Commander of the South Front Command, Major-General Sholmo (Sami) Turgeman, on August 5, 2014. (photo credit: Gideon Markowicz/Flash90)

Commander of the South Front Command, Major-General Sholmo (Sami) Turgeman, on August 5, 2014. (Gideon Markowicz/Flash90)

In recent months the idea that an IDF general could take over command of the Israel Police has been discussed by several newspaper commentators, especially when news broke that Southern Command head Major General Sami Turgeman was being considered by Erdan for the position.

There is also precedent in Israel for moving ex-IDF generals into new organizations.

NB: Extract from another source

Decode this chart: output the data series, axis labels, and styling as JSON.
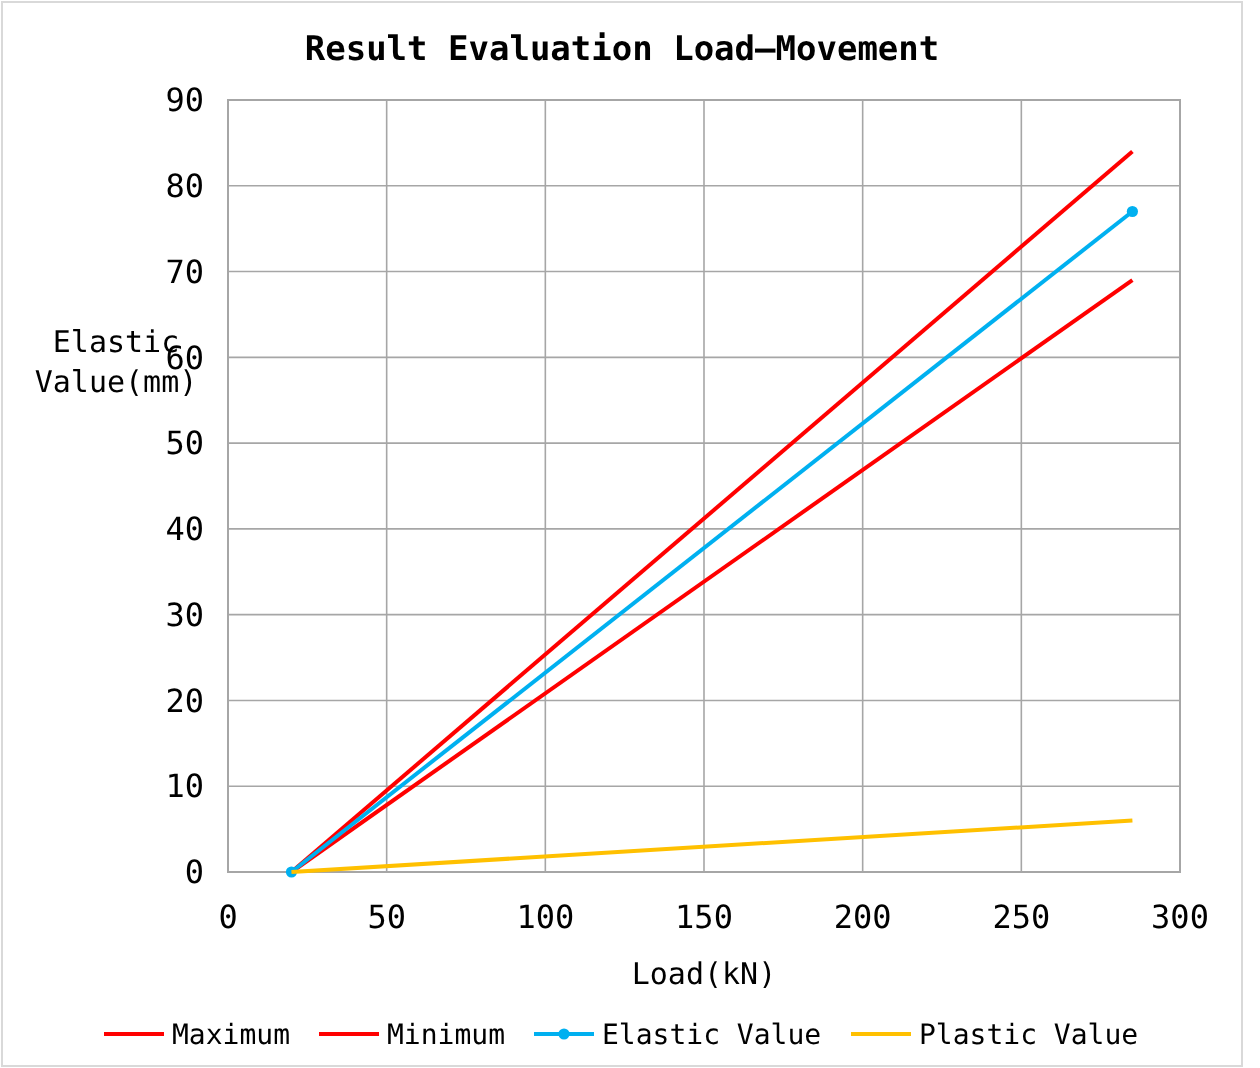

Of the 11 heads of the Mossad spy agency, five have been former IDF generals, as opposed to just six who were career agents in the service.

But in this case, Elran — whose research focuses on society and national security — said the costs of bringing in an outsider outweigh the benefits.

Though an ex-IDF general could act in the capacity of a drill sergeant, whipping the police into shape, he argued, the amount of time it would take for him to learn the inner workings and idiosyncrasies of the Israel Police, and the resistance such a candidate might face from existing commanders, would hinder his ability to operate.

“It would be very difficult,” he explained. “It’s not impossible, but it would be very difficult.”

But pulling a candidate from within the police, however, would also not be an easy task. At least six members of the senior command have either left or been kicked out of their positions amid sexual harassment and corruption scandals over the past two years.

To widen the pool of potential candidates, Elran offered, the public security minister could look not just for current officers, but even those who left the police in recent years.

Elran pointed to former chief of staff Gabi Ashkenazi as an example of such a move. Ashkenazi left the army in 2005, only to return in 2007 to lead the outfit.

Whoever heads the Israel Police, Weisburd said, will have to ramp up the changes to the police culture.

“There’s something going on,” he said. “If it continues, many of the things we want from the police will happen, in terms of efficiency and effectiveness.”

But, he warned, “A new chief of police, who goes in a different direction, could shut it down in a minute. And that’s why who the next chief of police will be is so important.”